Vorurteile gegenüber  Roma

„Es reicht nicht, dass nur die Sprache EU-konform ist und die Menschen aufhören, die Roma öffentlich zu beschimpfen. Die Veränderungen müssen auch in Praktiken resultieren, durch die Einstellung, Wahrnehmung, Denken verändert werden können“, meint István Szakáts.

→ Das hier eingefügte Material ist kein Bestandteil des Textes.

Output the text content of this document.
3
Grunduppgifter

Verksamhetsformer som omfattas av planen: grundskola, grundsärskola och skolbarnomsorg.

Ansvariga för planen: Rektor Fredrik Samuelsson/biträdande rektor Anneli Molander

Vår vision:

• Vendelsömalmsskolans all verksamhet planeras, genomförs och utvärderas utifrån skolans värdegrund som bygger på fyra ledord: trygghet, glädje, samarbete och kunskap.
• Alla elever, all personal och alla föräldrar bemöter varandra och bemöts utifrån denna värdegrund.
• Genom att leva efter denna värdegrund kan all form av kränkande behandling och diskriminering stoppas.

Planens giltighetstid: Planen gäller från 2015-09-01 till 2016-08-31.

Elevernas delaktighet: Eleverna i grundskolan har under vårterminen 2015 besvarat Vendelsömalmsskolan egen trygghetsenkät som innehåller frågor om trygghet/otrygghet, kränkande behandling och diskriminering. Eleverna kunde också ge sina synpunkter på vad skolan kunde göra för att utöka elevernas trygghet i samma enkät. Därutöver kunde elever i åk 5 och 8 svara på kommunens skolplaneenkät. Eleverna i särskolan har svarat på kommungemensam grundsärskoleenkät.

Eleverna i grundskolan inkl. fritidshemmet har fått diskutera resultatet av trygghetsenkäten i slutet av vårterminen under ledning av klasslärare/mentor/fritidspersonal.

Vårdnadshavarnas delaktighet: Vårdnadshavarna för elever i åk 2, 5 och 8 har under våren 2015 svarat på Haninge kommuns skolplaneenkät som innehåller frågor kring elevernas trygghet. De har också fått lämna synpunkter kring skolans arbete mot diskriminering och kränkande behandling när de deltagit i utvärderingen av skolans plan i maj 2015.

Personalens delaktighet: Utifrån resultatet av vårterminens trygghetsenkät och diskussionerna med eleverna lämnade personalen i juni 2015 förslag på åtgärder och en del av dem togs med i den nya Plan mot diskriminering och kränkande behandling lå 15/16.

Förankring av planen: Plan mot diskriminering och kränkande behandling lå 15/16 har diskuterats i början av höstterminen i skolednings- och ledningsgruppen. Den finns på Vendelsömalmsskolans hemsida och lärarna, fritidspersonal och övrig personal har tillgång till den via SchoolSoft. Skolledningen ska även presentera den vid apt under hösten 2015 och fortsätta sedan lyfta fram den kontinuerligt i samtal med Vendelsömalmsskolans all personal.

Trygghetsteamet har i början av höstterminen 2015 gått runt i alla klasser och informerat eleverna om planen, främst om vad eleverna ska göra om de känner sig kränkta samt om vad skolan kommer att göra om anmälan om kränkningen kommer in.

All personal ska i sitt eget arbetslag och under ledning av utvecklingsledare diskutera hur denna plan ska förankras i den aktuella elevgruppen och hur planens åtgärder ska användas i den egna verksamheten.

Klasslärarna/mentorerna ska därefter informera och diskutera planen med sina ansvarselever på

Der öffentliche Diskurs ist aber geprägt von Vorurteilen und Verallgemeinerungen, wobei viele unschuldige Angehörige dieser Minderheit für Diebstähle oder für die Ausbreitung der Corona-Pandemie usw. verantwortlich gemacht wurden. Die Überaktivität der Strafverfolgungsbehörden in Gebieten mit einer großen Roma-Bevölkerung kann in vielen Fällen ein weiteres Ergebnis von Vorurteilen sein.

„Ich erinnere mir noch an Sprüche im rumänischen Raum wie „verwechseln Sie uns nicht mit den Roma, denn wir sind nicht wie sie, wir stehlen nicht, wir schlagen nicht auf den Kopf, wir essen keine Schwäne“ oder die Hysterie mit dem Verbot der Verwendung des Namens „Roma“, weil man verstehe, dass Rumänien das Land der Roma sei“, so Szakáts.

Auch Cristina Zanfirescu, Mitarbeiterin in der Presseabteilung des Festivals, sah sich mit Vorurteilen konfrontiert. Sie verschickte Anfragen an mögliche Medienpartner: „Ich hatte erwartet, einige Mainstream- und große Publikationen aus Rumänien anziehen zu können, aber meine E-Mails wurden größtenteils ignoriert oder erhielten Ablehnungen. Eines ist klar, viele haben Angst, sich mit Projekten zu assoziieren, die mit Roma zu tun haben. Andere glauben, dass die Roma nicht integriert werden können, sie stempeln sie pauschal ab und wollen dann keine Partnerschaften eingehen.“

Bildung und Roma-Kultur

Könnte der Mangel an früher Vertrautheit mit der Roma-Kultur ein weiterer Grund für die intolerante Haltung in Rumänien sein? Laut der Veröffentlichung „Evo-lu]ia Educa]iei Romilor în România“ (Die Entwicklung der Roma-Bildung in Rumänien) aus 2007 lernen die meisten Schüler rumänischer Herkunft nichts über die Kultur, Geschichte und Probleme von Minderheiten. Der Lehrplan behandelt diese Themen im Rahmen eines speziellen Bildungsprogramms für Minderheiten. „Auch weil viele Wörter im rumänischen Wörterbuch aus der Romani-Sprache stammen, sehe ich (darin) eine klare Selbstverarmung der Roma und der Rumänen“, erklärt der Kultumanager István Szakáts. Anzeichen für einen Strukturwandel auf politischer oder institutioneller Ebene sieht Szakáts nicht. „Im Moment besteht nicht einmal die Fähigkeit der Roma-Gemeinschaften, direkt oder durch ihre Vertreter einen günstigeren Weg für sie auszuhandeln“.

„Die Wirkung des Khetane-Festes sollte langfristig gemessen werden, sonst könne man nichts realistisch kalkulieren. Pata Rât wird offensichtlich auch im Jahr 2032 noch da sein, und auch danach. Klausenburg wird weiterhin zentrifugal arme Menschen produzieren, und sie werden in Pata Rât leben. Wer im heutigen Rumänien nicht langfristig pessimistisch ist, hat nicht Recht. Wer langfristig nicht optimistisch ist, hat kein Herz“, meint István Szakáts.